American credit card debt pushes to new record high once again

Following the trend of the last several months, Americans’ household debt has increased once again to new record highs, according to the Federal Reserve Bank of New York.

The findings were shared in the bank’s report from Thursday, noting that household debt among Americans, which includes mortgages, auto loans, student loans, and credit cards, has risen to $18.04 trillion.

Overall, in the last three months of 2024, the nation’s household debt grew by $93 billion, with almost half of the increase being attributed to new credit card debt, the report shared.

The report highlights that, in total, Americans’ credit card balances now stand at a record $1.21 trillion.

Researchers for the bank shared during a call on Thursday that credit card debt tends to go up at the end of the year thanks to holiday shopping. Still, delinquencies, or missed payments on credit card bills, also increased throughout the fourth quarter.

However, they expect balances will start to drop at the start of this year as shoppers pay down their debt.

Researchers noted that another factor in rising credit card debt is high interest.

Members of Congress have been looking to address high interest rates through legislation that would cap credit cards at 10%, instead of the current average rate which is north of 28%.

Sen. Josh Hawley (R-MO) and Bernie Sanders (I-VT) introduce the bill, with both men noting that Americans are being taken advantage of through higher rates.

“Credit card interest rates are out of control. Rates have DOUBLED in recent years. In 2022 alone, credit cards charged Americans $105 billion in interest,” Hawley wrote on X.  “Today @BernieSanders and I are teaming up to introduce a 10% cap on interest rates – just like @realDonaldTrump proposed.”

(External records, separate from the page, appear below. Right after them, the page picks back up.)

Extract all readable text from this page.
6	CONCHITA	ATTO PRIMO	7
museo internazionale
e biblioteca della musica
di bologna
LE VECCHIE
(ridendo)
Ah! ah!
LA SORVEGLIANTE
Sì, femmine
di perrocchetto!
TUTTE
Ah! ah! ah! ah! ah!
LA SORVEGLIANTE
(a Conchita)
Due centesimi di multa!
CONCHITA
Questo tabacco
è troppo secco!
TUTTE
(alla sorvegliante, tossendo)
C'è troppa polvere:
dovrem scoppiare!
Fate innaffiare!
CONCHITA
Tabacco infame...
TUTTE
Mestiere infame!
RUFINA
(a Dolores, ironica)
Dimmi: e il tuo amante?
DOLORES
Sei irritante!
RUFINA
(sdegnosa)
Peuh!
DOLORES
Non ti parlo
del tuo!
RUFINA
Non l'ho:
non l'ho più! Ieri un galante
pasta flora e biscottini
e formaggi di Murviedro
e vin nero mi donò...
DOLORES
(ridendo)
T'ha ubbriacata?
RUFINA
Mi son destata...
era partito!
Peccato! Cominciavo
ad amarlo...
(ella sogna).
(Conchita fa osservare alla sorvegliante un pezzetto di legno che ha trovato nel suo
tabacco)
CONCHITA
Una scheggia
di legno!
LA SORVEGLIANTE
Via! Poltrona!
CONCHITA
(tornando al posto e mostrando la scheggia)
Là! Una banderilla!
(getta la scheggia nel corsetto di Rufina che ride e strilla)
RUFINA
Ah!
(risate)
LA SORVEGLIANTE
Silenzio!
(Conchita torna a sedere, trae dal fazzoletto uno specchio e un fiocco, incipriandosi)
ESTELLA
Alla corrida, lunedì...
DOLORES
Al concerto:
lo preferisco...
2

Sanders said that current interest rates are not good for consumers and make credit less available for Americans.

“When large financial institutions charge over 25 percent interest on credit cards, they are not engaged in the business of making credit available. They are engaged in extortion and loan sharking,” Sanders said in a statement.

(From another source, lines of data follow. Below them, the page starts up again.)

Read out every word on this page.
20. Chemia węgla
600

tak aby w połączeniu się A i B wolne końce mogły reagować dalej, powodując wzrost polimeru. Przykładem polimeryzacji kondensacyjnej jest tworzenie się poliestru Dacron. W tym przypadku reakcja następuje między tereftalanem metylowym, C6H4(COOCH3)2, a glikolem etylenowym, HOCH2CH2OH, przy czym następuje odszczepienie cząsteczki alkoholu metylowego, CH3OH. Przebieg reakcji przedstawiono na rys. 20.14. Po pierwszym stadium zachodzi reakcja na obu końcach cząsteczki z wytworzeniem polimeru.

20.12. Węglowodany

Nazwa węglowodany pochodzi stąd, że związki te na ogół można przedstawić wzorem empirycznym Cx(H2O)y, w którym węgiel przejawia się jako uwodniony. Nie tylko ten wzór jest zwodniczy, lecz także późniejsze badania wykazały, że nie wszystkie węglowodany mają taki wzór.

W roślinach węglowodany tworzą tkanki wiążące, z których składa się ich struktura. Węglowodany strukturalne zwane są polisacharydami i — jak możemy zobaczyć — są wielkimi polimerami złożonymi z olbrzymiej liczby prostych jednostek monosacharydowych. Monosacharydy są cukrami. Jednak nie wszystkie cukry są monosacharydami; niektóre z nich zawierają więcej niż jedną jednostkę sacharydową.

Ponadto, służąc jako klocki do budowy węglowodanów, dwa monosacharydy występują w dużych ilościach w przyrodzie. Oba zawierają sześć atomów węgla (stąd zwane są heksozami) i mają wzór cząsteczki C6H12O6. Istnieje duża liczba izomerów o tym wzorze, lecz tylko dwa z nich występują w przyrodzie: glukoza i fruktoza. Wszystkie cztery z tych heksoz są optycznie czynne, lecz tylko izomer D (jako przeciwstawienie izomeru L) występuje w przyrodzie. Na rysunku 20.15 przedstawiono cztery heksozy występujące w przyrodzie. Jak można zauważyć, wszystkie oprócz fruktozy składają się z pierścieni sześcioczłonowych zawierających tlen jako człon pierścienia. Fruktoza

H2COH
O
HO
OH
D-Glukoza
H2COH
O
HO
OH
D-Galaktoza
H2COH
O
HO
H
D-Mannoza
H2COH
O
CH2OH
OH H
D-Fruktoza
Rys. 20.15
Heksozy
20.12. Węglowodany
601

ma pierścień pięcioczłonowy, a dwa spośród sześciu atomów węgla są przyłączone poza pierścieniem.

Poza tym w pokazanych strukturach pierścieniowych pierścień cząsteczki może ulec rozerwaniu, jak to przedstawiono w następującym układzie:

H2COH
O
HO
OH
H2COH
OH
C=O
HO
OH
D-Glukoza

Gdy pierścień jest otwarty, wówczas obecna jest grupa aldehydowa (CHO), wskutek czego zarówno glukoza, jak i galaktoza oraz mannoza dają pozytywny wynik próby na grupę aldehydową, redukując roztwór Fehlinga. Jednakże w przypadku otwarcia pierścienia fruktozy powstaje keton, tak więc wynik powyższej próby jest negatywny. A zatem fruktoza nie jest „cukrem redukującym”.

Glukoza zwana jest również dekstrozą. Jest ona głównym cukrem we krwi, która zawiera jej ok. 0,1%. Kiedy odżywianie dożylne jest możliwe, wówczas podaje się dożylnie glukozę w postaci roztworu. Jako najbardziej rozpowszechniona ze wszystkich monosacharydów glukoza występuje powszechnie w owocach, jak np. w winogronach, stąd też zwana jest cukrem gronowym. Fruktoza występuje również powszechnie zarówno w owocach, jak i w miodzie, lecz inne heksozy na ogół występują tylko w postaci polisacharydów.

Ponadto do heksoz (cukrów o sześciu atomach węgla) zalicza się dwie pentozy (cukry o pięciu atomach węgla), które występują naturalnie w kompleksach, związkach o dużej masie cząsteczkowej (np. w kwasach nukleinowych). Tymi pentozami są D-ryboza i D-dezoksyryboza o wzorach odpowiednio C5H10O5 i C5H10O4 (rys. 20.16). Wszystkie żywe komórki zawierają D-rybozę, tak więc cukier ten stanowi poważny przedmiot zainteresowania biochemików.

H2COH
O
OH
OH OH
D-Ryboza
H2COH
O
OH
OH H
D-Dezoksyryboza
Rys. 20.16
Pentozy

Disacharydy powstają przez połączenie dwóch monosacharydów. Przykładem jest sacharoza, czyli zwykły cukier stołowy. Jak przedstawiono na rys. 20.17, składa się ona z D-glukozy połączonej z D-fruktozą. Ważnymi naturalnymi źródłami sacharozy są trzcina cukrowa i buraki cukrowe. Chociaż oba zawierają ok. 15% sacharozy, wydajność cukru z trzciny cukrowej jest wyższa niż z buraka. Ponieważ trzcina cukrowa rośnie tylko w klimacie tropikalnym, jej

Still, even with rising debt, income levels have also been going up, which they say is a positive sign for the health of the economy.

But it’s not just credit card debt that Americans are struggling with, as the report noted that delinquency rates for auto loans also increased, with Americans currently holding $1.7 trillion in auto loan debt.

The increase in auto loan debt was attributed to the higher prices for new and used cars that were sparked by the pandemic.

“While mortgage delinquency rates are similar to pre-pandemic levels, auto loan delinquency transition rates remain elevated,” Wilbert van der Klaauw, an economic research adviser at the New York Federal Reserve, shared on the call. “High auto loan delinquency rates are broad-based across credit scores and income levels.”